У Кармадона же человеческой осталась, похоже, только оболочка, причем еще до перехода из Темных в Серые.
– Совсем недавно, летом, в России случился прецедент… – Дункель раскрыл папку.
На стол выпали узорчатые разноцветные карточки с инвентарными номерами в уголке – на такие привешивались слепки ауры.
Дмитрий переглянулся со Стригалем и подумал, что в России лета не обходится без прецедентов. Но вслух никто ничего говорить не стал.
– Дневной Дозор города Рязань, – Совиная Голова выговорил: «Small town Ryazan», – выловил любопытного малыша. Аура неопределенная. Посмотри, Константин.
Стригаль взял в руки одну карточку, замер на секунду, положил обратно. Дрееру не предложили.
– Мальчик оказался, к сожалению, ненормальным. В мои времена таких называли блаженными. Сейчас экспертное заключение – аутизм. Инициации не подлежит.
Кармадон вытащил бумагу, к которой были приклеены фотографии.
– Этот малыш едва не убил двоих патрульных, – без тени эмоций сообщил Дункель. – Но лучше бы убил.
Стригаль перевел внимательный взгляд с фото на Великого и молча слушал.
– Он поменял им цвет ауры. Сделал из Темных Светлыми.

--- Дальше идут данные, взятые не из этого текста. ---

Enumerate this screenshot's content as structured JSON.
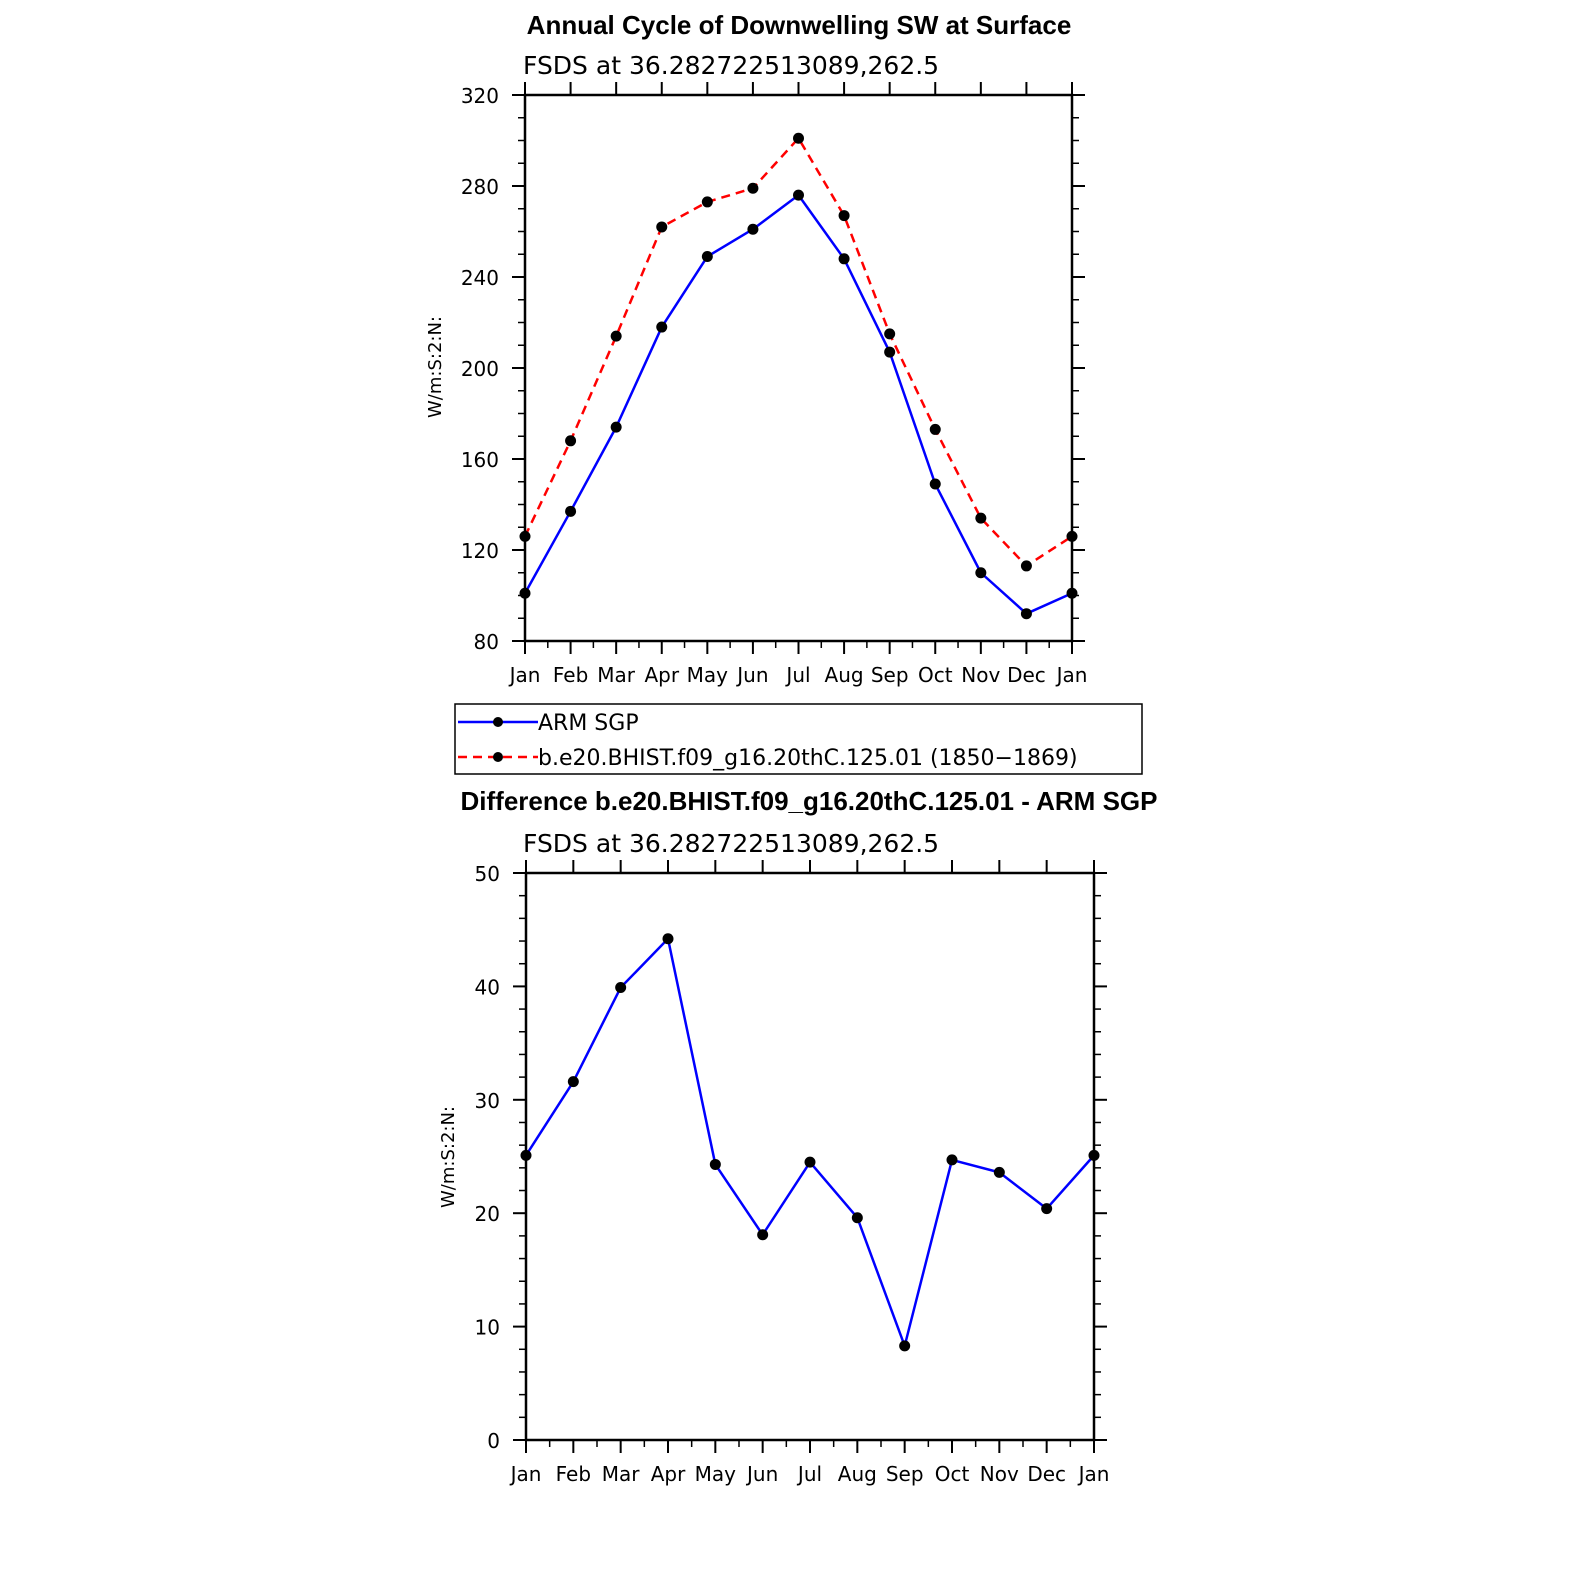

– Потенциал? – осведомился Стригаль.
– Определи сам. Попробуй.
Бывший глава Школьного Надзора вновь поднял со стола карточку. Дмитрий вслед за ним посмотрел через Сумрак. Неопределенный радужный сгусток рваными сполохами струился над темным прямоугольником, не в силах оторваться, будто его приделали степлером.
Единственное, что сумел понять Дреер, кроме отсутствия явно выраженного цветового оттенка ауры, свойственного всем неопределившимся Иным, – уровень обладателя этого сияния был явно выше, чем его собственный. Что родной седьмой, что искусственно повышенный четвертый.
– Не могу, – спокойно признал Стригаль.
– Я тоже, – так же спокойно сказал Кармадон. – Никто пока не смог.
– Вне категорий?
– Нет. Будущего Великого я сумел бы опознать, да и не только я. У него как будто вовсе нет потенциала. Он никто. И может то, чего никто не может.
– Это как-то связано с его… болезнью?
– Не установлено. За всю мою жизнь я такого не встречал. Высшие, бывало, меняли сторону. Несколько раз в истории. Ты помнишь, кто был первым.
– Мерлин… – вырвалось у Дмитрия.
Стригаль покосился на него, а Дункель даже не удостоил взглядом. Девять лет назад в этой же самой допросной комнате Дреер рассказывал ему и еще нескольким Великим Инквизиторам, имен которых даже не знал, о своей встрече с Мерлином. Стригаль не присутствовал. Вряд ли он вообще знал подробности того дела.
– А вот сменить цвет другому – такого не делал никто и никогда, – произнес Кармадон. – Только этот слабоумный без инициации.
– Он еще и не говорит? – Стригаль указал на досье.
– Пока не сказал ни слова.
– Как его удалось… поймать?
– Сам позволил. Патрульные успели вызвать помощь. К ним сразу же выехала штурмовая бригада и нашла обоих в полувменяемом состоянии. Мальчик стоял рядом. В бригаде было три ведьмы, они им и занялись. Сначала даже не поняли, что случилось. Ведьмам он позволил отвести себя в машину и доставить в лазарет. Потом, когда разобрались, пригласили уже психиатра. Еще допросили тех двоих, которые обнаружили дьяволенка. Он стоял на обрыве, они испугались, что свалится, начали орать и резко его хватать. Он, видимо, и отреагировал… Может, испугался. Эти душевнобольные такого не любят. А ведьмы сразу проявили нежность, женщины как-никак…
– Где сейчас мальчик?
– Мы временно поместили его в особый интернат. В России. Доставлять его сразу сюда было бы опасно. Мало ли, что он еще выкинет.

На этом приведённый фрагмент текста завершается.